May not want cuddling: For the most part, Nate’s a snuggler.  But when he has a sensory overload, he needs no one and nothing to touch him.  Clothes off.  People, stay away.

Sustained unusual or repetitive play: This was one of the key symptoms when Nate was diagnosed.  He couldn’t play with things appropriately.  If it had a wheel (toy cars), he would instantly flip it over and spin the wheels until someone stopped him.  Light switches went on/off/on/off/on/off for a prolonged period of time.  Through therapy, Nate’s learning how to play appropriately (cars roll on the floor and go zoom!, trains ride on tracks, playdoh can be rolled and not just poked) but we’ve still got some work to do here, which leads me to….

Insistence on sameness: As we taught Nate how to play, he decided that it was the only way to play.  Nate learned to stack blocks but, when we turned the blocks over and made them into a train for Hobbes, Nate freaked out.  Why?  You stack blocks; you don’t push blocks.  We are finding this across the board with activities.  So we’re now working on imaginative play, helping Tater learn that there are many ways of playing with one item.  Nate also has specific routes in our car memorized.  We cannot pass our house in our car; we have to turn into the driveway and go home.  If we don’t, a gigantic meltdown ensues.

May avoid eye contact: Another #1 indicator when Nate was diagnosed.  He couldn’t do it.  I’ve read articles by and listened to interviews with autistic individuals who say that it physically hurts them to look someone in the eye.  It’s suspected that there’s so much sensory input – visual, sound, sense (temperature, breeze etc.) – that it becomes overwhelming and causes the brain to go into overload.  Nate’s improvement in this category is beyond words but, again, we’ve still got miles to go.

Difficulty interacting with others: This is especially true when Nate is with peers.  If left to his own devices, Nate will withdraw from the group.  At school with teachers and therapists, he has learned to tolerate, and sometimes enjoy, group activities like circle time, art, and meals.  He does not yet initiate interaction with classmates but will also tolerate it if someone tries to interact with him, like if a classmate wants Nate to join in on a group activity.

Difficulty in expressing needs; may use gestures: You all know about this one.  Nate’s nonverbal, talks through PECS, and, within the past month, has started signing and pointing to things he needs with consistency.  God Bless Sign Language and PECS.

Plays Minecraft: Who says autistic people don’t have a sense of humor?

Other things I’ve heard (which, clearly, have yet to be confirmed in our world) is that Nate will lack the ability to lie.  Because things are so black and white, true or untrue, he will have difficulty finding the grey and, therefore, won’t talk in those terms, either.  But that remains to be seen.  I bet that my boy will whip out a whopper or two in his days….

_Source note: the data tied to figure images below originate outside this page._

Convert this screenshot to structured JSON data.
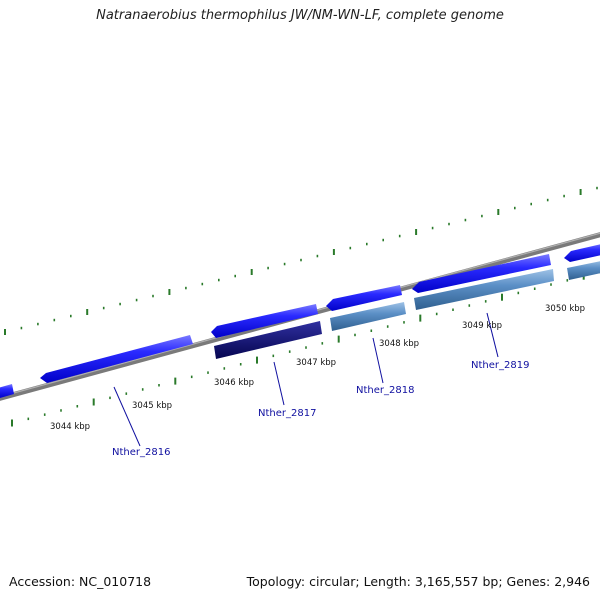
{
  "title": "Natranaerobius thermophilus JW/NM-WN-LF, complete genome",
  "footer": {
    "accession": "Accession: NC_010718",
    "summary": "Topology: circular; Length: 3,165,557 bp; Genes: 2,946"
  },
  "scale_labels": [
    "3044 kbp",
    "3045 kbp",
    "3046 kbp",
    "3047 kbp",
    "3048 kbp",
    "3049 kbp",
    "3050 kbp"
  ],
  "gene_labels": [
    "Nther_2816",
    "Nther_2817",
    "Nther_2818",
    "Nther_2819"
  ],
  "colors": {
    "backbone": "#8a8a8a",
    "gene_blue": "#1a1aee",
    "gene_navy": "#0a0a70",
    "gene_steel": "#4a82b8",
    "tick_green": "#2a7a2a",
    "label_blue": "#1010a0"
  }
}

But this awesome boy (seen here after having a meltdown, which is why he’s nearly naked, and wearing a hat, which is giving his head some sensory input) can do things that astonish me every day.  He’s an artist extraordinaire, gives the most wonderful hugs, and surprises and stuns me, Chad, and his therapists with skills we never knew he had.  And he has a way about him that causes everyone of every age to become wrapped around his wee little pinky.   I wouldn’t have him any other way.